As Knowles Acoustics General Manager Jeffrey Niew explains, a silicon microphone can withstand the 260-degrees Celsius soldering temperatures in modern, automated “pick-and-place” assembly processes. Niew said the cost of placing a silicon microphone in a device could be as much as 10 times less than installing a condenser mike.
Based in Itasca, Ill., Knowles launched its SiSonic silicon microphone in early 2003 and already is supplying it to Swedish mobile-phone maker Neonode. SiSonic product manager Mike Adell said that the company is supplying MEMS mikes “in really high
volume” to an even larger mobile phone maker he declined to identify.
Knowles, previously known as Emkay Innovative Products, is a division of $200 million hearing aid component maker Knowles Electronics LLC. The company plans to sell its 6mm x 3mm x 1.4mm mike-and-amplifier packages for use in consumer electronics devices such as video cameras.
Niew expects that by 2004, silicon microphones will account for 30 percent to 40 percent of Knowles Acoustics’ business. But he acknowledged that getting companies to change entrenched manufacturing processes, even for a better sonic mousetrap, will be challenging.
In April, Akustica, a well-funded Pittsburgh startup, introduced an acoustic chip that integrates a membrane of 64 tiny sound-sensing diaphragms of silicon with sound-processing electronics that can help cancel out background noise. While it is also greatly interested in the large mobile phone market, it hopes to showcase its integrated electronics on a next generation hearing aid in collaboration with GN ReSound in Denmark.
Rock said that the 3mm x 3.65mm x .55mm device can be manufactured in the existing CMOS chip foundries, including those such as giant Taiwan Semiconductor Manufacturing that already supply phone handset makers.
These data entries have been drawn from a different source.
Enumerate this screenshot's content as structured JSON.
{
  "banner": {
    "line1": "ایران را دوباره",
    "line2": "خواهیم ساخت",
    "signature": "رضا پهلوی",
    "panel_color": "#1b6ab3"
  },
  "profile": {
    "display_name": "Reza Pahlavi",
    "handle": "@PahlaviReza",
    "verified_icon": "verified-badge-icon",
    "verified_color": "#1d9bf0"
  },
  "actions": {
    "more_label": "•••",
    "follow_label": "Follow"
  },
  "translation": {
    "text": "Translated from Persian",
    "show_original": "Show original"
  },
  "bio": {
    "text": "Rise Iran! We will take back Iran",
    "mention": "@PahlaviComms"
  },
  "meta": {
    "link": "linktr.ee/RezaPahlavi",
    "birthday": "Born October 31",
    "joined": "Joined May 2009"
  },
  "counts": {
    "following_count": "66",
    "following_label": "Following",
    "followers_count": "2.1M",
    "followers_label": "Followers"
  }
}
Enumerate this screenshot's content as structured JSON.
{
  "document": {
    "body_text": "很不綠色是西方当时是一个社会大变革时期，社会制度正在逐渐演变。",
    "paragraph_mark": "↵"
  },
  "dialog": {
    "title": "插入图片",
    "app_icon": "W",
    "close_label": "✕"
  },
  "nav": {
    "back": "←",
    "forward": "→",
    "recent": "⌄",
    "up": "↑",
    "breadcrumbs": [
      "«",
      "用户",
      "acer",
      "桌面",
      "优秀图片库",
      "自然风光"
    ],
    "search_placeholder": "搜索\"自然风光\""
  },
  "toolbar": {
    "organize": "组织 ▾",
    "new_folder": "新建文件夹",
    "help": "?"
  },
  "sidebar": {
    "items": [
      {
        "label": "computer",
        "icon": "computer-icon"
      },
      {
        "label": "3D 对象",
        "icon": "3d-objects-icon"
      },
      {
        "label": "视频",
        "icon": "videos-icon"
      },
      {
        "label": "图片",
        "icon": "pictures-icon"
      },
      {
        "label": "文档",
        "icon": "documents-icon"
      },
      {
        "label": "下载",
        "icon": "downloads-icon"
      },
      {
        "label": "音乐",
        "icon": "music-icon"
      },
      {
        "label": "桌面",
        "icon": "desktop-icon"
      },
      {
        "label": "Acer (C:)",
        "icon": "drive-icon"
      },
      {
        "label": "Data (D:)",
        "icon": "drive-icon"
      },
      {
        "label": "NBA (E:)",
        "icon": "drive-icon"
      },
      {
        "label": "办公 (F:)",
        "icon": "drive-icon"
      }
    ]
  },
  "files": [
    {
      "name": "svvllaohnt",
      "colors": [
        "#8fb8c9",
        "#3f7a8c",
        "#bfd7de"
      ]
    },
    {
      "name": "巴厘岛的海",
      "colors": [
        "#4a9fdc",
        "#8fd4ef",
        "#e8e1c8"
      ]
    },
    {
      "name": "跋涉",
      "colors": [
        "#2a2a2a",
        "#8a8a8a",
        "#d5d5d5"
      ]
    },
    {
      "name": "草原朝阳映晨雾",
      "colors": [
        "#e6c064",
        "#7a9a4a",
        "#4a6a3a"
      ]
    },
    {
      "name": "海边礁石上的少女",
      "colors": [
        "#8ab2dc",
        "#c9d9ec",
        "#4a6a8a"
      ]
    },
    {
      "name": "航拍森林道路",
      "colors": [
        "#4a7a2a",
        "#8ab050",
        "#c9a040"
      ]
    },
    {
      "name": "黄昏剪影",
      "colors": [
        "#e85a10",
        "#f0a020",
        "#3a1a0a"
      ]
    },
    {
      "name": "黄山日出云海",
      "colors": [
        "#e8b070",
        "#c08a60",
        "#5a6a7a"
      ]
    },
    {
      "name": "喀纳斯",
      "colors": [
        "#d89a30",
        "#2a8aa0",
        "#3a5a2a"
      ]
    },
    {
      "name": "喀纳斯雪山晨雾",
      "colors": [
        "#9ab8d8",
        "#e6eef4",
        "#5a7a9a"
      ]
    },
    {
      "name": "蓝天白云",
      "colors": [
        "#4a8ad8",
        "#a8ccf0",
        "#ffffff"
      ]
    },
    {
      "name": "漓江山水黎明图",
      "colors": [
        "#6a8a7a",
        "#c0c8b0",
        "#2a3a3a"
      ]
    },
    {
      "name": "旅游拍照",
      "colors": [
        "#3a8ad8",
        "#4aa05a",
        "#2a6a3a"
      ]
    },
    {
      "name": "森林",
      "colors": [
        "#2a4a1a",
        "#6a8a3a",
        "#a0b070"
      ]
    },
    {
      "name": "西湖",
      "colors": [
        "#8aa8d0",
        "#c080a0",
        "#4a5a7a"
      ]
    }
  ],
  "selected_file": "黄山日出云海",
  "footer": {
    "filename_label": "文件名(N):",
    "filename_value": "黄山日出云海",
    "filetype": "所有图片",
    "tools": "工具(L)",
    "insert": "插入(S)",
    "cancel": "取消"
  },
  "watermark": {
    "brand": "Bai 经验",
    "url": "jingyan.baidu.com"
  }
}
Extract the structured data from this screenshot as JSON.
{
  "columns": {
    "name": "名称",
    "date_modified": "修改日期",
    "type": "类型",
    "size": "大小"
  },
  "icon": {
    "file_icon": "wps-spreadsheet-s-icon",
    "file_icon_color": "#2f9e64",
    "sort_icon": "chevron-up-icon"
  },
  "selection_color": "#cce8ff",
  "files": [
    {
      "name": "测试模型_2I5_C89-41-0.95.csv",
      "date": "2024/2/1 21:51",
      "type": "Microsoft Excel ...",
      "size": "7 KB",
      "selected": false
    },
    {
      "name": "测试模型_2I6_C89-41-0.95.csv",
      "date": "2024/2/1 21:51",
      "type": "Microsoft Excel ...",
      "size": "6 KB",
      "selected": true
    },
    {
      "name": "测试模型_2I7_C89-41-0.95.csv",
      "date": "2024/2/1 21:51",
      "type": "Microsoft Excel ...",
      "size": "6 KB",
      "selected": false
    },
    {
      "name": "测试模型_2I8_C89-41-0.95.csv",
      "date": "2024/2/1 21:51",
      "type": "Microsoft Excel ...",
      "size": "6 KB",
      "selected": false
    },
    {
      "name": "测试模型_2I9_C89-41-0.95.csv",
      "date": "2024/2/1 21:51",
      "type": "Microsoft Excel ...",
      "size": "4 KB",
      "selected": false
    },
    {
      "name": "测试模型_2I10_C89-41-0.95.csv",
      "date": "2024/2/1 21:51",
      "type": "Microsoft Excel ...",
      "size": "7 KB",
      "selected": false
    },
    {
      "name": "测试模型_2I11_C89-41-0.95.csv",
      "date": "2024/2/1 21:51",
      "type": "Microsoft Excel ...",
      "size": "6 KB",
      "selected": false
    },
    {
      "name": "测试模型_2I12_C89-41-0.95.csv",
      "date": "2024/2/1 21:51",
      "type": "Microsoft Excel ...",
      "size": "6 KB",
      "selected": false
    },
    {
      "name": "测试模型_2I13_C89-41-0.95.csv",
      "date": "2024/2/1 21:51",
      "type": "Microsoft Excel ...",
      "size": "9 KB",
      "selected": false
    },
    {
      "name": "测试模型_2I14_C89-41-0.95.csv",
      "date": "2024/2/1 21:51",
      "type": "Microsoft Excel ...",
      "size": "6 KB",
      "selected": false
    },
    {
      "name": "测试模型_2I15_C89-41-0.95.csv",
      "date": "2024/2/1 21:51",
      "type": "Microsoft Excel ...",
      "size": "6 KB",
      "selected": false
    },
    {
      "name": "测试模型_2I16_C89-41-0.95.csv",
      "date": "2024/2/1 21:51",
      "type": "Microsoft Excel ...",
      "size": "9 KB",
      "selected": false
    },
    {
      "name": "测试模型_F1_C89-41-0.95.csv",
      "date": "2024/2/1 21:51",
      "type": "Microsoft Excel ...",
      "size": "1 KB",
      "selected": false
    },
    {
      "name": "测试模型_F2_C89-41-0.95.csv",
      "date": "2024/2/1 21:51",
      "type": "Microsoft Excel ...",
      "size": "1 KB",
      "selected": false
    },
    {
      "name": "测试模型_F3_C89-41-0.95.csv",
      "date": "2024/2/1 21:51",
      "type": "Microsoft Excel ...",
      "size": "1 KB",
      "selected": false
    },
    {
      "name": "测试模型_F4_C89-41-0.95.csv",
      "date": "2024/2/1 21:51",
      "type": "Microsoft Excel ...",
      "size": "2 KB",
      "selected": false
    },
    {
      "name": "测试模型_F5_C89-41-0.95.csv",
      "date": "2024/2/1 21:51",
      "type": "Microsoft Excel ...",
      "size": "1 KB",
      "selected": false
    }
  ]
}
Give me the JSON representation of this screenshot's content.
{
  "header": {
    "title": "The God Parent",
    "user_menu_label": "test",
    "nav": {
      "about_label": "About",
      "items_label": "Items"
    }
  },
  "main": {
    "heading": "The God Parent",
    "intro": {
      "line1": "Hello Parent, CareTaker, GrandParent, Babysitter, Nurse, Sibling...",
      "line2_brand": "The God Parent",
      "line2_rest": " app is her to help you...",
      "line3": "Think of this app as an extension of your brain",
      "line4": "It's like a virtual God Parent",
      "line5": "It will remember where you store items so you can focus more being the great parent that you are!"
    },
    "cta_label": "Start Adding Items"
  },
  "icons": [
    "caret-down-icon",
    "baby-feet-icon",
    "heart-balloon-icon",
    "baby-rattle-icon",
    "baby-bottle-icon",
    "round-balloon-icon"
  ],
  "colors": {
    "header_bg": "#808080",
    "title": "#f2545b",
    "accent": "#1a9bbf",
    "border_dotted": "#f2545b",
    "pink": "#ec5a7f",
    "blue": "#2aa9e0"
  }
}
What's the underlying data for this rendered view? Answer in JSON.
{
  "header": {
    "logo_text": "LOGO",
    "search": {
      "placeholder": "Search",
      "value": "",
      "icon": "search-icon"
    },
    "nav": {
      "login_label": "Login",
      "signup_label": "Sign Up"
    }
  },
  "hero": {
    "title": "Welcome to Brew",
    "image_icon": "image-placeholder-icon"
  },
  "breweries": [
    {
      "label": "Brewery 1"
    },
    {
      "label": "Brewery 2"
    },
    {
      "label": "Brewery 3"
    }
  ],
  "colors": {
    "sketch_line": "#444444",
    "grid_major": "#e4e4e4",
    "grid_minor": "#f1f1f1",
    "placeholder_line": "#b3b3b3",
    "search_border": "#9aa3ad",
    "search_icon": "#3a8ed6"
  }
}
Knowles said that its MEMS mikes will be fabricated in mainline chip-making plants, and that it has a production agreement pending with “a global semiconductor and software” company.
While Akustica’s Rock thinks there’s room for several players to succeed, he contends that his company’s system-on-a-chip approach is fundamentally superior to Knowles’ system-in-a-package approach, in which two or more components are soldered together.
He also cites similar advantages over the three-piece solution from SonionMEMS, a new subsidiary of Denmark-based Sonion, which entails wafer-bonding three components together.
Rock argues that microphones like Akustica’s built-in silicon with directly integrated electronics can reduce costs even more by eliminating the need for subcomponents such as amplifiers and analog-to-digital converters. Thus a $3 or $4 acoustics system (Akustica hasn’t revealed actual pricing) could potentially replace $5 or more in parts.
Knowles’ Niew concedes that Akustica’s integrated approach makes sense, but believes the approach will be too costly and complex in the near term.
“Companies won’t pay a premium for a MEMS microphone right now,” said Niew.
Rock’s Akustica counters that his company’s broad intellectual property on the integrated acoustic chip means competitors have no choice but to champion their own approach.
Leo O’Connor, research director with Frost & Sullivan’s Technical Insights, sees MEMS microphones as a promising technology converging with a rapidly growing market.
“Whether microphones follow sensors as the next successful MEMS application remains to be seen,” he said.
Much will depend on how quickly cell phone and PDA device companies are willing to adopt them.